実は、この二つの言葉をちゃんと区別することで、あなたのコミュニケーションがぐっと変わるんです。
「遠慮」と「配慮」はどちらも「慮(おもんぱか)る」という字が使われています。この「慮」という字は、用心や考えを巡らせるという事を意味していますが、ポイントは「誰を」おもんぱかっているかです。
遠慮ってなに?
まずは「遠慮」について考えてみましょう。遠慮とは、ざっくり言うと「自分が悪い状況にならないように、自分の行動を抑えること」を指します。自分をおもんぱかってますよね。
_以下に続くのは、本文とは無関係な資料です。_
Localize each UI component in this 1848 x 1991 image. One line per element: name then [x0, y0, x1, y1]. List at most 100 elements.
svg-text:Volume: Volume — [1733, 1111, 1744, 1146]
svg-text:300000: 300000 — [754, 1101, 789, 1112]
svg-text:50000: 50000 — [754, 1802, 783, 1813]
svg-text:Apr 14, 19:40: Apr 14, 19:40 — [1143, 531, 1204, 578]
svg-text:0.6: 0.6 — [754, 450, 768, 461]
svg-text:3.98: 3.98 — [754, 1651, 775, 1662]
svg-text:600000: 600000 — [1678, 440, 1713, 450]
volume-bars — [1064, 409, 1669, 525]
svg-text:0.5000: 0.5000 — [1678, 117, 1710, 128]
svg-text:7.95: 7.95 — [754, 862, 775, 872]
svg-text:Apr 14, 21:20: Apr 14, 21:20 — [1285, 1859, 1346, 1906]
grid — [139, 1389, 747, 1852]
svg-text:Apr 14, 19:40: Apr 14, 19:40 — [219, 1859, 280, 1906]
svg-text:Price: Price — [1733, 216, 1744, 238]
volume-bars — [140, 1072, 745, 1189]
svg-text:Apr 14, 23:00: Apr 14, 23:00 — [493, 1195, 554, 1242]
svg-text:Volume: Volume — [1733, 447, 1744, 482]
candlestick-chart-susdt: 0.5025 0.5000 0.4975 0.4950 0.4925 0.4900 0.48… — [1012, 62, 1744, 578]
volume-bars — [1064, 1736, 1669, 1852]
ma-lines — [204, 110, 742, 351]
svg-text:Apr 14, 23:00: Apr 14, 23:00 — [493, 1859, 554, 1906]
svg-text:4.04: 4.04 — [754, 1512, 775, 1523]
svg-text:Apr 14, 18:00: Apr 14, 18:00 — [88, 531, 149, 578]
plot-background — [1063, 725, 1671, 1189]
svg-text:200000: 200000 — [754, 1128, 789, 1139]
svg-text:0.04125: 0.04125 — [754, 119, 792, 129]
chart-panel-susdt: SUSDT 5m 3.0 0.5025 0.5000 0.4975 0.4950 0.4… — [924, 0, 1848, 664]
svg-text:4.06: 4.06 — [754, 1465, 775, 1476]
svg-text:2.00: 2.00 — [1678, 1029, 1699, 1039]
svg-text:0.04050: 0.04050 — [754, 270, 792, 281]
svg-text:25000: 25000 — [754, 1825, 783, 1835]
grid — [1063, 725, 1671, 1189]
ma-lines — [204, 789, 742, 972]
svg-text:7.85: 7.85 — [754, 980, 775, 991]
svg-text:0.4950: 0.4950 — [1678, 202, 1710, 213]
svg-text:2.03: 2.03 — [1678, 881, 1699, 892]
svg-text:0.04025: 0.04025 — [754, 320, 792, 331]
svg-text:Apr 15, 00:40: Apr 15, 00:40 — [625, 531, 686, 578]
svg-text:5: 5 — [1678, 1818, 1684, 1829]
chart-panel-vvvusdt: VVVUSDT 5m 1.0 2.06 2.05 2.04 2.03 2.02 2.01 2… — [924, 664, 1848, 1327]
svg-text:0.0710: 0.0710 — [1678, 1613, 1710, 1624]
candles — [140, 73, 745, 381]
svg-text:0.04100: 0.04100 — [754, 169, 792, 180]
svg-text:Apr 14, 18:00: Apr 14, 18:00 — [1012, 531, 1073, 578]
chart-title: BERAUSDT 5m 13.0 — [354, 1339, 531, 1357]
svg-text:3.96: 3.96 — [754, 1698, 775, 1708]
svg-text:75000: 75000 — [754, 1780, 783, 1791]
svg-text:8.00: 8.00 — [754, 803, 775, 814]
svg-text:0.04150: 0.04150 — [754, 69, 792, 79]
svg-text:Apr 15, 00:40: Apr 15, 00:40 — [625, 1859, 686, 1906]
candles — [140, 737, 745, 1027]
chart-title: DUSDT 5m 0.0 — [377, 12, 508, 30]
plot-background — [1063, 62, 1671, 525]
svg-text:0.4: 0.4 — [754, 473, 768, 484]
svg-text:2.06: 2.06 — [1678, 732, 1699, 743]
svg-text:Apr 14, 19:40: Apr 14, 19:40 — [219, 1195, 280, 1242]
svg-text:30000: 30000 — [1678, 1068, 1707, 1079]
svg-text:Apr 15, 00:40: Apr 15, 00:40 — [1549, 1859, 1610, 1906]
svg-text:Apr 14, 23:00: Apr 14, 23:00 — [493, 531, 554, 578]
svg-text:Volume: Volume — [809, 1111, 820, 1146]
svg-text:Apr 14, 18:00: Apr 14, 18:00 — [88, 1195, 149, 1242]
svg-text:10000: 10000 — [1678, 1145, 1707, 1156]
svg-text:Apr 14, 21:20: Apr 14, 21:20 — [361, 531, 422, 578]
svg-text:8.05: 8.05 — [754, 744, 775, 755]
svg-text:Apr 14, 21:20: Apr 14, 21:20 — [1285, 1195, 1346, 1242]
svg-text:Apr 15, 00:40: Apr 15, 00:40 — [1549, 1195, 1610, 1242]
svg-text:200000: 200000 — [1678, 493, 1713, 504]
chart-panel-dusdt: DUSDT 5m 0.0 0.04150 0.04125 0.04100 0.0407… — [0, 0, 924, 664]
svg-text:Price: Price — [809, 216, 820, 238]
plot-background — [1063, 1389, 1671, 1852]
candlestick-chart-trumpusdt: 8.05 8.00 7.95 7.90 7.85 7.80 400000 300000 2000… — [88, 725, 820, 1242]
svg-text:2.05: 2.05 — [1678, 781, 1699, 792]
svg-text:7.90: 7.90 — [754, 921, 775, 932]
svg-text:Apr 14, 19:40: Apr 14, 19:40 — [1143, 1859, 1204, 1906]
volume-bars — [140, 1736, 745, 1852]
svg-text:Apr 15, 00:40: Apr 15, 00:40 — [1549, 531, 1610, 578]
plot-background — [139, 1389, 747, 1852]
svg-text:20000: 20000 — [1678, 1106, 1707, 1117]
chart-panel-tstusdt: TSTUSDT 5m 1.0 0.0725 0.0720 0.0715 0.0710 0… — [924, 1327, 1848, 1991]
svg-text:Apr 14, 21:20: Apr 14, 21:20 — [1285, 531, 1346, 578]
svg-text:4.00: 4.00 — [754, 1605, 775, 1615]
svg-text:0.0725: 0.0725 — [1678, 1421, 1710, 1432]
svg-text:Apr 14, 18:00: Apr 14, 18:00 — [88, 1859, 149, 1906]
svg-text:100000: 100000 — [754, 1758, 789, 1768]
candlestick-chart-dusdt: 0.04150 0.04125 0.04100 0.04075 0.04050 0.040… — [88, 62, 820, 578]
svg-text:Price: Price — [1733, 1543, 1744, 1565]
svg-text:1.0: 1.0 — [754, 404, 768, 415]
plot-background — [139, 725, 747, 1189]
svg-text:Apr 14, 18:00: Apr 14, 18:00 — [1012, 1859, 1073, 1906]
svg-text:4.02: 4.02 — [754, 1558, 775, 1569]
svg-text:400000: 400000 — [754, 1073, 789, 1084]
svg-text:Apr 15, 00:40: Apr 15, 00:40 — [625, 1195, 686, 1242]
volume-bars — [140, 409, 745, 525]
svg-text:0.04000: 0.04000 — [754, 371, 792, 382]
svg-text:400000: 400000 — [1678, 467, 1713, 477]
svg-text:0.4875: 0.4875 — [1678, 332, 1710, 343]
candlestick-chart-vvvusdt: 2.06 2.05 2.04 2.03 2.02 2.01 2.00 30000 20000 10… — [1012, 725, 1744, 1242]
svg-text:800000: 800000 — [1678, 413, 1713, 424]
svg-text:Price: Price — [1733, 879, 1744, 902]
たとえば、上司から「今日は早く帰ってもいいよ」と言われたとき。実際には早く帰りたいけど、「自分が他の同僚に悪い印象を与えるかも」と思って残業を続ける、そんな経験はありませんか?これがまさに遠慮です。自分が周りからどう見られるかを気にしての行動です。
配慮ってなに?
次に「配慮」です。配慮は、相手の立場や気持ちを考えて行動すること。つまり、相手をおもんぱかって行動を決めることです。
たとえば、同僚が忙しそうにしているときに「助けが必要かな?」と思うことがありますよね。でも、その同僚が自分のペースで仕事をしたいタイプだと知っているなら、あえて声をかけずに見守ることもあります。これが配慮です。相手がどう感じるかを第一に考えた結果の行動ですね。
遠慮と配慮の違いって?
遠慮と配慮の違いは、誰を中心に考えているか、です。同じように黙っている行動でも、その理由が「自分を守るため」なら遠慮、「相手を気遣っている」なら配慮になります。
たとえば、会議で「今意見を言うと、上司に嫌われるかもしれない」と考えて黙っているのは遠慮。一方、「今意見を言うと、他の同僚が話しにくくなるかも」と考えて黙っているのは配慮です。同じ沈黙でも、動機が違うんですね。
遠慮と配慮をうまく使い分けよう
遠慮が悪くて配慮が良い、というわけではありません。時には自分を守るために遠慮することも必要です。
むしろ、自分がどちらの理由で行動しているのかを意識することが大事です。配慮しようとしているなら、徹底的に相手に寄り添わないと意味が無いですし、遠慮するなら用心深く自分を守りましょう。
たとえば、ビジネスディナーの場面。相手が「ここは私がご馳走します」と言ったとき、あなたが「相手に借りを作りたくない」と感じたら、それは自分を守るための遠慮です。
その際、「ありがとうございます。でも申し訳ありませんが、私は常に割り勘にしています。お気持ちだけありがたく頂戴します」と伝えることで、相手との関係を損なわずに自分の立場を守ることができます。
結論
遠慮と配慮は似た言葉ですが、その使い方を理解すると、ビジネスでのコミュニケーションがぐっとスムーズになります。
気が弱く、自分がいつも遠慮ばかりしているような気になっている人も、遠慮と配慮をしっかり使い分けることで、自信を持って行動できるようになるかもしれませんよ。
補足)
ちなみに、この記事を書くまでは「おもん『ば』かる」だと思い込んでいましたが、調べたところ「おもん『ぱ』かる」が正しいそうです。ただ、おもんばかるも間違いでは無いとのこと。